Acho que a formação política de cada um é sua prerrogativa individual, sujeita apenas à interferência dos pais. Não é para ser condenada ou legitimada na
escola. Mesmo que os pais não pratiquem sua prerrogativa, isso não dá ao professor o direito de se assenhorear da tarefa. Não acredito que a maioria dos professores
brasileiros, com seu baixo preparo intelectual, tenha condições de oferecer ao aluno a exposição complexa e multifacetada que as questões inerentes à formação da
cidadania exigem. Vira panfletagem. Também não acredito no poder do discurso dissociado da prática. Se essas razões são válidas para qualquer tipo de escola, creio
que as regras devessem ser ainda mais rigorosas para as escolas públicas, nas quais o aluno não tem condições de optar por escola diferente. Aqui o texto de referência
é de Max Weber, em "Wissenschaft als Beruf" (A Ciência como Vocação). Falando sobre o dever de neutralidade dos professores universitários – creio que não lhe
passaria pela cabeça que pudesse ocorrer como no Brasil de hoje a politização de alunos de 10 anos de idade –, Weber disse: "Só se pode exigir do professor que tenha
a integridade intelectual para ver que uma coisa é declarar fatos, determinar as relações matemáticas ou lógicas ou a estrutura interna de valores culturais; outra coisa é
responder a questões sobre o valor da cultura e seus componentes individuais e como alguém deve agir na comunidade cultural e em associações políticas. Se ele
perguntar por que não deve lidar com os dois tipos de problema em sala de aula, a resposta é: porque o profeta e o demagogo não pertencem ao espaço acadêmico.

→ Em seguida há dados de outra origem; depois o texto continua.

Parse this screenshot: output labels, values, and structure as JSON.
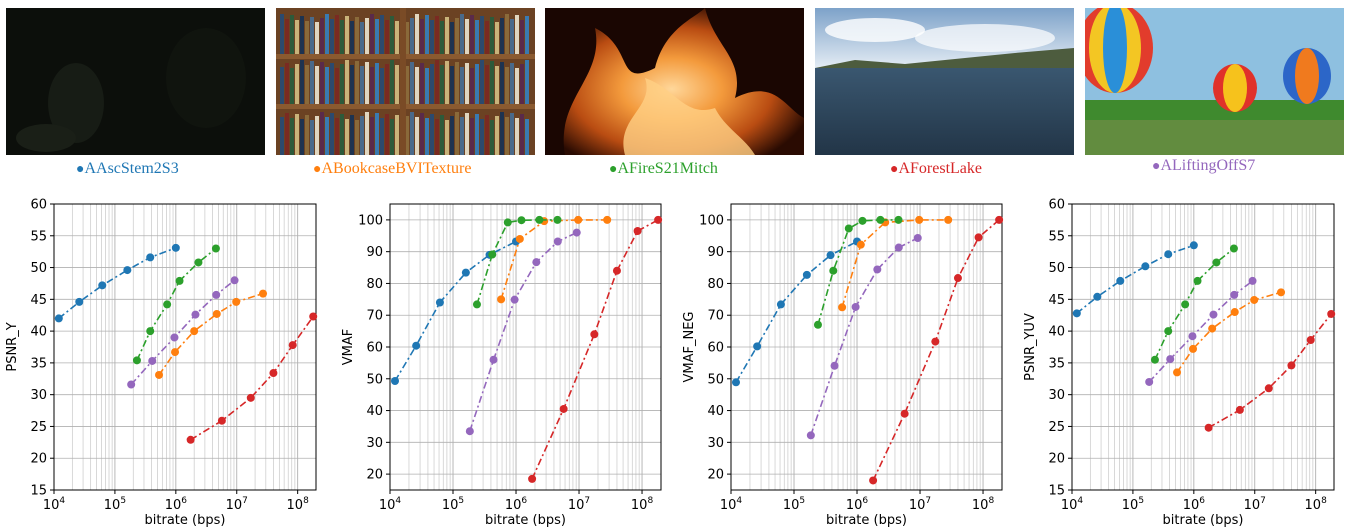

(...)" Uma discussão político-ideológica profícua pressupõe a igualdade de poder entre os participantes. A relação professor-aluno é totalmente assimétrica: se o aluno
questionar as convicções de seu mestre, correrá o risco de sofrer represálias, enquanto o oposto é impossível. Pela mesma razão que o estado é laico, as aulas do
estado também deveriam ser politicamente neutras.